Na bagagem, o canadiano programa voltar à atividade com um projeto no próximo ano, sendo este “The Death and Life of John F. Donovan“. Voltando a contar com atores internacionais, incluindo Natalie Portman, Jessica Chastain, Michael Gambon ou Susan Sarandon, a obra divulga a correspondência entre uma estrela de cinema e um ator britânico de somente 11 anos, vindo esta a público a partir da magazine “The Gossip”. Trata-se do primeiro filme de Dolan em língua inglesa e de um passo em frente na tentativa de internacionalizar ainda mais o seu cinema, captando mais massas a partir de elencos de referência. Pelo meio da sua carreira, foi encarregue de realizar o videoclip do single “Hello”, da cantora britânica Adele, tornando-se num êxito instantâneo. Para o futuro, o canadiano não se quer desvirtuar das suas origens de interpretar e de atuar na representação e, como tal, não irá abdicar dessas funções perante a realização.

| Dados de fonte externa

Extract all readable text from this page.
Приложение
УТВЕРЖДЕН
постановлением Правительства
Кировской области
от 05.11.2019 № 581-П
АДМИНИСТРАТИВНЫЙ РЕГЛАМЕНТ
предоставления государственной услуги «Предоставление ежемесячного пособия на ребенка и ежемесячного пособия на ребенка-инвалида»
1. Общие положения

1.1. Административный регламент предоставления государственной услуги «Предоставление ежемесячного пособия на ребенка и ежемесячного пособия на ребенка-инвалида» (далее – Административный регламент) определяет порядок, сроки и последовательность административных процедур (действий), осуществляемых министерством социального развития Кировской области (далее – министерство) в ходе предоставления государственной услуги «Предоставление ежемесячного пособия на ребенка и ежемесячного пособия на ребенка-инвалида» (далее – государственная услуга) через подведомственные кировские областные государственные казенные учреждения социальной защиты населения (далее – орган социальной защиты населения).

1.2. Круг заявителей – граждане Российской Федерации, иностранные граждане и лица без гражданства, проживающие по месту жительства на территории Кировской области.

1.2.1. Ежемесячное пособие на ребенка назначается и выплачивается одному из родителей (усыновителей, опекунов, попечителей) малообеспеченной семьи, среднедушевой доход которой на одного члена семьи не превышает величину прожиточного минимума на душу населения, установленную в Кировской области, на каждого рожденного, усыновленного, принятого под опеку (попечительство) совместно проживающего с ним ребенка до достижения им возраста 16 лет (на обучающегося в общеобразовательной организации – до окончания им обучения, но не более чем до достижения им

Xavier Dolan apresenta-se como um realizador distinto e sem ter ainda massificado o seu cinema. No entanto, não deixa de exprimir uma linha que navega entre campos mais sentimentais e tensos e contextos temporais mais específicos e restritos. O conhecimento cinematográfico que eventualmente reuniu na sua abrangência sensorial acabou por ter pouca influência nos outputs do seu trabalho, apesar de algumas mas avulsas perspetivas importadas de outros cineastas. No fundo, discursa-se na primeira pessoa contra os vícios de uma sociedade ainda por se ampliar no sentido flexível da compreensão humana. A diferença ainda incomoda e é nesse sentido que Dolan traz o seu cinema, dissertando a sua própria visão do estado das coisas e de como este o influencia. Para os seus trabalhos, nunca prescindiu de um núcleo duro de atores nacionais, embora venha optando por diversificar com mais experiência e nome. No auge de uns ainda tenros 27 anos, tudo parece possível para um artista que traz a tão sua intimidade para uma realizada mas atualizada realidade.